Zu ergänzen wäre an dieser Stelle aus der Sicht des Sports: Bei der Verbesserung der Rahmenbedingungen sollten zukünftig besonders die Bedürfnisse „langfristigen Engagements“ in den Mittelpunkt gerückt werden. Denn – bei aller Wertschätzung für kurzfristiges und projektbezogenes Engagement – können Sportvereine ohne Menschen, die sich langfristig engagieren, nicht existieren.

Wir brauchen diejenigen, die sich beispielsweise zur Verfügung stellen, einen Verein zu leiten. Und wir brauchen auch vor allem diejenigen, die Spaß daran haben, die Kernaufgabe der Sportvereine umzusetzen: nämlich Menschen eine Sportart und die Lust auf Sport zu vermitteln!

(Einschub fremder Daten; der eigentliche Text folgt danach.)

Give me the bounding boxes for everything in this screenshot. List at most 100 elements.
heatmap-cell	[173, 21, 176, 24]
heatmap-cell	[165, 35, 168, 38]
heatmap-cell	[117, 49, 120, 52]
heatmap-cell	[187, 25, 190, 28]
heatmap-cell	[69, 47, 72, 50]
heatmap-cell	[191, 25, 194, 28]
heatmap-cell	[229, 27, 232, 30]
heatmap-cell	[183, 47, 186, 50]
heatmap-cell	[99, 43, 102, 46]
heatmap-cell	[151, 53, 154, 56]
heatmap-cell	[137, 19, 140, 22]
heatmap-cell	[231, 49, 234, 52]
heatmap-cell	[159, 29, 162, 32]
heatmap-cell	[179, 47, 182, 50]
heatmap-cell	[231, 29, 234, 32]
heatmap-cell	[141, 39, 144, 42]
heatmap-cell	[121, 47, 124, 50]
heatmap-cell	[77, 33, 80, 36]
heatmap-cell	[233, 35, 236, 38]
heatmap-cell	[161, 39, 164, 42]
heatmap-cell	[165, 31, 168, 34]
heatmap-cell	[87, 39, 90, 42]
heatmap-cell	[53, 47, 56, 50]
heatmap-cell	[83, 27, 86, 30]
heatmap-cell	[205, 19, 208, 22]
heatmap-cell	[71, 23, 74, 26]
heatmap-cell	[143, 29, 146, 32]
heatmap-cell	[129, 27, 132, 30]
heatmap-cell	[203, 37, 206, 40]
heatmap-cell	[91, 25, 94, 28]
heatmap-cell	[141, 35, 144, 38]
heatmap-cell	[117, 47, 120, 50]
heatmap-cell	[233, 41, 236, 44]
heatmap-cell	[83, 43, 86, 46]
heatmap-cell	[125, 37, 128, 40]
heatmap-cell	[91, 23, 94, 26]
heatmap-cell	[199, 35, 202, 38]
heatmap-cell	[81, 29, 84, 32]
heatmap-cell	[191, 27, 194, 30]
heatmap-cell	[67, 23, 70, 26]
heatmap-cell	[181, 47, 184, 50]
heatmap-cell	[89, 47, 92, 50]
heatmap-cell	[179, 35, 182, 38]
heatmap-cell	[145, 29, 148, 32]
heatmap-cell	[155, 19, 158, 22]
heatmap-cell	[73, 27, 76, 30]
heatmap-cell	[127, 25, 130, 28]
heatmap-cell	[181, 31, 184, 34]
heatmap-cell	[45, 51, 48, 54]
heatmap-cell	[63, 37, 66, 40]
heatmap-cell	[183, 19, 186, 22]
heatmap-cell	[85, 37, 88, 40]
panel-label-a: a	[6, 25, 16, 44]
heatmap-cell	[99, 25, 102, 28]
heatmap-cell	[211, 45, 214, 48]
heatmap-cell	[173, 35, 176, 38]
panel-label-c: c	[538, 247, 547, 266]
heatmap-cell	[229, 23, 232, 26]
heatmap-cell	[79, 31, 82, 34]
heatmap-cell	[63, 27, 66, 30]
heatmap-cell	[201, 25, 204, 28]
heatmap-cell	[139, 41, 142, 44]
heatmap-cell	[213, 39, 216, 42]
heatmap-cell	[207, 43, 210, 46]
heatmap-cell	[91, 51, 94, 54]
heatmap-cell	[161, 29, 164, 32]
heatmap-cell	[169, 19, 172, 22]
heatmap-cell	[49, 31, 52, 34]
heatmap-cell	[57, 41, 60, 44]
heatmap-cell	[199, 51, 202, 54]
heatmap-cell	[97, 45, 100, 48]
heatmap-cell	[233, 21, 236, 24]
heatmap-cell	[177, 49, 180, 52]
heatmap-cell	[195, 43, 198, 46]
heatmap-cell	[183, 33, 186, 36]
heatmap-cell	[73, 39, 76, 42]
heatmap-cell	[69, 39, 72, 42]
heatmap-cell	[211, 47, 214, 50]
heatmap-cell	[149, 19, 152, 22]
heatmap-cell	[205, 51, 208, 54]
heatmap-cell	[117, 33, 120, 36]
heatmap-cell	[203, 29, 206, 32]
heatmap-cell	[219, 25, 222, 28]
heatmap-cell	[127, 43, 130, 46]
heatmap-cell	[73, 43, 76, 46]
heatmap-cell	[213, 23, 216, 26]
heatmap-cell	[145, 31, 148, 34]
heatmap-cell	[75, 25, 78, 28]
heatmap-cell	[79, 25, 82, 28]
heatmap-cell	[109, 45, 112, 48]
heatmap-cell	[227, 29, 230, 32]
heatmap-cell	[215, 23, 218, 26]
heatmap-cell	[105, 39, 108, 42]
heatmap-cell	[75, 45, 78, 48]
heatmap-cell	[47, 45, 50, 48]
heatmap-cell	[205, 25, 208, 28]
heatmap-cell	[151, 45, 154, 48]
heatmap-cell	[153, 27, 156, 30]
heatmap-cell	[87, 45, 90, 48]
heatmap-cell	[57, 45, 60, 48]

Hierbei handelt es sich immer um einen längerfristigen und auch auf Vertrauen basierenden Bildungsprozess, der eben nicht durch kurzfristiges und projektbezogenes Engagement getragen werden kann. Vielleicht liegt genau an der Stelle die Besonderheit des gemeinnützigen Vereinssports in der deutschen Zivilgesellschaft!

(Autoren: Gudrun Schwind-Gick, Boris Rump)

In jeder Ausgabe der DOSB-Presse, die wöchentlich erscheint, gibt es einen Kommentar zu aktuellen Themen des Sports, den wir hier als DOSB-Blog veröffentlichen. Diese mit Namen gezeichneten Beiträge geben nicht unbedingt die offizielle DOSB-Meinung wieder.